Человек в кресле застыл. Кисти покоились на коленях — ладонями вниз, пальцы чуть согнуты, будто он только что сжимал что-то и не успел разжать, будто предмет испарился, оставив лишь эту позу, отпечаток, память мышц. Тыльная сторона ладоней была бледной, почти восковой, и сквозь полупрозрачную кожу проступали вены — синие, извилистые, выпуклые, как трещины на старом фарфоре, готовом осыпаться от одного прикосновения. Ногти — коротко остриженные, без заусенцев — розовели в сером свете, сочившемся сквозь штору. На левом запястье белел тонкий шрам — ровный, как нить, вшитая под кожу. Он начинался у основания ладони и уходил под рукав рубашки, теряясь в мятой белой ткани.
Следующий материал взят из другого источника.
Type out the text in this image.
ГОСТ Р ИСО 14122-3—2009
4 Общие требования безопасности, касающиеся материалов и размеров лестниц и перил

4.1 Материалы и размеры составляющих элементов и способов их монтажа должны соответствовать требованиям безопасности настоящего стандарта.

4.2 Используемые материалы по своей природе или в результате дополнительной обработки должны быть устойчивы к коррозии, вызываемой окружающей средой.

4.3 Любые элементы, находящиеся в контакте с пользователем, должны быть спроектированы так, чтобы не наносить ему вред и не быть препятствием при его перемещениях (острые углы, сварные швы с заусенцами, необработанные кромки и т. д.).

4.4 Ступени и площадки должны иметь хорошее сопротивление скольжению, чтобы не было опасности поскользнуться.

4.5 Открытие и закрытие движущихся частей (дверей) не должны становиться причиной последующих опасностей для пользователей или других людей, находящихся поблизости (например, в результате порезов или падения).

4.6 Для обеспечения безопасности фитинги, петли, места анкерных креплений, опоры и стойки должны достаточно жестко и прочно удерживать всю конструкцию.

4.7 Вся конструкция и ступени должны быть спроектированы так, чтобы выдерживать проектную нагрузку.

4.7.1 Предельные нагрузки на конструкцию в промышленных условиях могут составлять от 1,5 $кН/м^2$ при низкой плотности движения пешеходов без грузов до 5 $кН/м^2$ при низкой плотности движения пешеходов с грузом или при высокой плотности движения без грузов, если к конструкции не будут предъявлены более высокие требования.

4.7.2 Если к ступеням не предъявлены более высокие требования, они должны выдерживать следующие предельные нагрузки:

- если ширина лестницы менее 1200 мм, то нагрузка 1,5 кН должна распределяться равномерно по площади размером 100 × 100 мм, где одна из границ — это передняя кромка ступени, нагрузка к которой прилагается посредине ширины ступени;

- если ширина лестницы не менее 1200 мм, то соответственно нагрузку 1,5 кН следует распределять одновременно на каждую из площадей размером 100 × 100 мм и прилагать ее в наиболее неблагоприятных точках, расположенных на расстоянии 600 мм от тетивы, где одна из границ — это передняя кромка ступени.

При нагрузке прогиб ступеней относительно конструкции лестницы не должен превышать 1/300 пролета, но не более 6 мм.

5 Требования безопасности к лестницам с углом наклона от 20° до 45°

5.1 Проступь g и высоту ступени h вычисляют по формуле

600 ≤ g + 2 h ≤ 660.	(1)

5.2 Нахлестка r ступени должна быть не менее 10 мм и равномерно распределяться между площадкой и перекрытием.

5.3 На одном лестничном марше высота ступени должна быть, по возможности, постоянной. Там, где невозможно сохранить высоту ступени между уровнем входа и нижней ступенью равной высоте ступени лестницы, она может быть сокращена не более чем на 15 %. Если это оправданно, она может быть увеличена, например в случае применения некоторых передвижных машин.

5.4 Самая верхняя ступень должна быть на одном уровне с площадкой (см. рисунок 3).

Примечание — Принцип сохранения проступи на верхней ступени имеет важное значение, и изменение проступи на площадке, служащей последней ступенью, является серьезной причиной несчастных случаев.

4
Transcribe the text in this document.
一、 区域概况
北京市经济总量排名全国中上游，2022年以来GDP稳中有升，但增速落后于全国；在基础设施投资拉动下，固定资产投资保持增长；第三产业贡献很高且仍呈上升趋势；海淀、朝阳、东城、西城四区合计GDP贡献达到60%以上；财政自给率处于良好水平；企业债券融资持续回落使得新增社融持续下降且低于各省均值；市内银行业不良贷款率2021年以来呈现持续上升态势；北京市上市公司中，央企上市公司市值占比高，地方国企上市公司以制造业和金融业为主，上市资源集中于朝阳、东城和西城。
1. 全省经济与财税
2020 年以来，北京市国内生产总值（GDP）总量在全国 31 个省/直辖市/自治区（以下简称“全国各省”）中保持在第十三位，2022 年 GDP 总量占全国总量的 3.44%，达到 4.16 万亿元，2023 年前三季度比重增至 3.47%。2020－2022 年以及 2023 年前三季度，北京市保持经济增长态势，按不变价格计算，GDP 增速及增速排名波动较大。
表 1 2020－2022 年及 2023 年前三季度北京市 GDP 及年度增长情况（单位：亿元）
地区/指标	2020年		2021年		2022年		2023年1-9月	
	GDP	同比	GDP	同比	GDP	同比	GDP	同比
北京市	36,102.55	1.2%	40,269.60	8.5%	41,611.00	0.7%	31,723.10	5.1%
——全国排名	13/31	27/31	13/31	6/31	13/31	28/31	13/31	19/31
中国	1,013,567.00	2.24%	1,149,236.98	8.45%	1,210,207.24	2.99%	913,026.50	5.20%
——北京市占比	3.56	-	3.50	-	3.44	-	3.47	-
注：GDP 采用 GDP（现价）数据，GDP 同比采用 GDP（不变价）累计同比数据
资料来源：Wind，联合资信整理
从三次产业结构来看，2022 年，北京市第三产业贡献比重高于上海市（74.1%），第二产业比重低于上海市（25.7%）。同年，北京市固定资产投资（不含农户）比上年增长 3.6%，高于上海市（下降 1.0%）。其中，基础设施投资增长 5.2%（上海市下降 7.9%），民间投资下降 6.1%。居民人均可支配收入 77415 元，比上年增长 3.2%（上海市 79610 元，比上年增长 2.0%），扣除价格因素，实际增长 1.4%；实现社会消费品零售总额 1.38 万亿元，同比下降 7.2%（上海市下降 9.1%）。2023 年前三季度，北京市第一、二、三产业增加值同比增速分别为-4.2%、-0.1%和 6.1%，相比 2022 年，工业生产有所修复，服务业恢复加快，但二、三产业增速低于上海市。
Воротник пожелтел и оттопырился с одной стороны, на груди собрались мелкие складки, три пуговицы держались едва-едва, а четвёртая сверху была пришита чёрной ниткой — на белом фоне она смотрелась крошечным зрачком, устремлённым в грудную клетку. Казалось, он пульсирует в такт дыханию. Человек не поправлял одежду. Вообще не двигался. Лишь дышал — редко, глубоко, с лёгким свистом на выдохе, почти неслышным, но если вслушаться, можно было различить, как воздух со свистом проходит сквозь суженные связки, вибрирует в гортани, рождается где-то в глубине груди и выходит тонкой дрожащей струей.
Вокруг стояла тишина. Абсолютная. Плотная, осязаемая, как вода, заполнившая каждый угол и давящая на перепонки. В такой тишине слышно, как пульсирует кровь в сосудах — тот низкий гул, что обычно заглушается уличным шумом, голосами, музыкой. Здесь он звучал отчётливо, будто внутри черепа бил огромный барабан — мерно, тяжело, с бесконечными паузами. В такой тишине различим скрип суставов при малейшем повороте — хрящи трутся с сухим костяным звуком, напоминающим треск веток. В такой тишине слышно, как в стене оседает штукатурка — короткий щелчок, похожий на язык по нёбу. Кажется, что он громче, чем есть на самом деле, потому что беззвучие усиливает его, делает объёмным, почти зримым. Щелчок донёсся из левого угла, у шкафа. Следом — из правого, за дверью. Третий — из-под кровати, которую человек не видел, потому что кресло стояло к ней спиной. Звук пришёл снизу, из-под половиц, и вибрация пробежала по деревянному настилу, коснувшись пяток.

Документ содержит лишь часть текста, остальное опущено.